Question

Treatment dose in treatment-control RNA-seq

0

Entering edit mode

JacobK • 0

@jacobk-9130

Last seen 9.5 years ago

Germany

Dear Bioconductor community,

I have a RNA-seq dataset consisting of 16 samples. Two different genotypes are expected to show differences with respect to a treatment (4x4 samples). Half of the mice have not been treated and half of them treated with an additive to the food. Because of the different amount the individual mice eat during the day the dose of the treatment per day and unit body weight varies widely. I know that it is possible to build a quantitative model so that the treatment is a real value and the treatment effect will be expressed relative to one unit of treatment dose. Then - if I am not mistaken - there cannot be groups treated-untreated anymore and there will be no log2FC between them. Most lab people like to have fold change values. My questions:

1. Is it possible to stick with the treated v. untreated groups here but get a clearer picture of the effect by using the dose as a contiuous covariate? Or phrased somewhat differently: Could the contiuous covariate be introduced only for the treated animals, or for all but equal to 0 for all untreated animals e.g. as a difference to the mean dose within the group (0 for all untreated and a real number for all the treated animals)?
2. Is there a standard way to decide whether to use a contiuous covariate or binning to generate a factor or no covariate at all? What measure could be used to justify this choice and the number of bins when bins are preferable?

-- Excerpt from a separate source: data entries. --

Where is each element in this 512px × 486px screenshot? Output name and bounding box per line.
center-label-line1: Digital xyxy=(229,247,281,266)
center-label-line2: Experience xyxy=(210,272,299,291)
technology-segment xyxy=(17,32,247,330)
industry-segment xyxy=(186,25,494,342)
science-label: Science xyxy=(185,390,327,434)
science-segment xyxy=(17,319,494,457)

Any comments on the approach in general and how to actually analyze this design in DESeq2 or edgeR are most welcome. Thanks for your support and keep up the fantastic work,

Jacob.

deseq2 edger dose rna-seq • 1.9k views

ADD COMMENT • link updated 9.5 years ago by Aaron Lun ★ 28k • written 9.5 years ago by JacobK • 0

score 1 · Answer 1 · 2015-11-08

For starters, does the dose actually have any effect? Have a look at a MDS/PCA plot and see if the treated mice are segregating according to the dosage. It may be that, past a certain point, the effect on expression is invariant to the actual dosage. If that's the case, then you can just use a simple one-way layout.

Otherwise, it starts to get a bit tricky. If you perform a linear regression on the dosage (setting untreated as dosages of zero, for example), the value of the coefficient will represent the log-fold change per unit of treatment. However, if the gene expression response is non-linear, this value will not make any sense. The linear model will also fit poorly to a non-linear response, resulting in inflated dispersion estimates from edgeR. Instead, I would suggest using splines, which would provide a more flexible fit and avoid dispersion overestimation. A spline-based model can then be used to test for DE across all dosages within each genotype (or for a differential dosage effect between genotypes, if you've set it up to use genotype-specific coefficients).

Now, it's true that the log-fold changes of spline coefficients don't have any obvious interpretation. However, from edgeR's perspective (and if you're not using treat), the log-fold change is just a descriptive value that doesn't play any part in the significance calculations. There's nothing stopping you from going back, fitting a one-way treatment-genotype model or a linear regression model, and computing the log-fold changes from them. You can then report the p-value from the spline model with the log-fold changes from the other models. Make sure you keep track of what your log-fold changes are, though - it's easy to get confused with multiple models flying around.

Finally, I would not bin covariates if I could avoid it. I guess that, if you look at the dosages and there's distinct groups, that could motivate a sensible choice of binning. Otherwise, it's a toss-up between trying to keep sufficient residual d.f. and getting a good model fit - and if you're going to do that, you might as well fit a spline, which accounts for the continuous nature of the covariates more elegantly.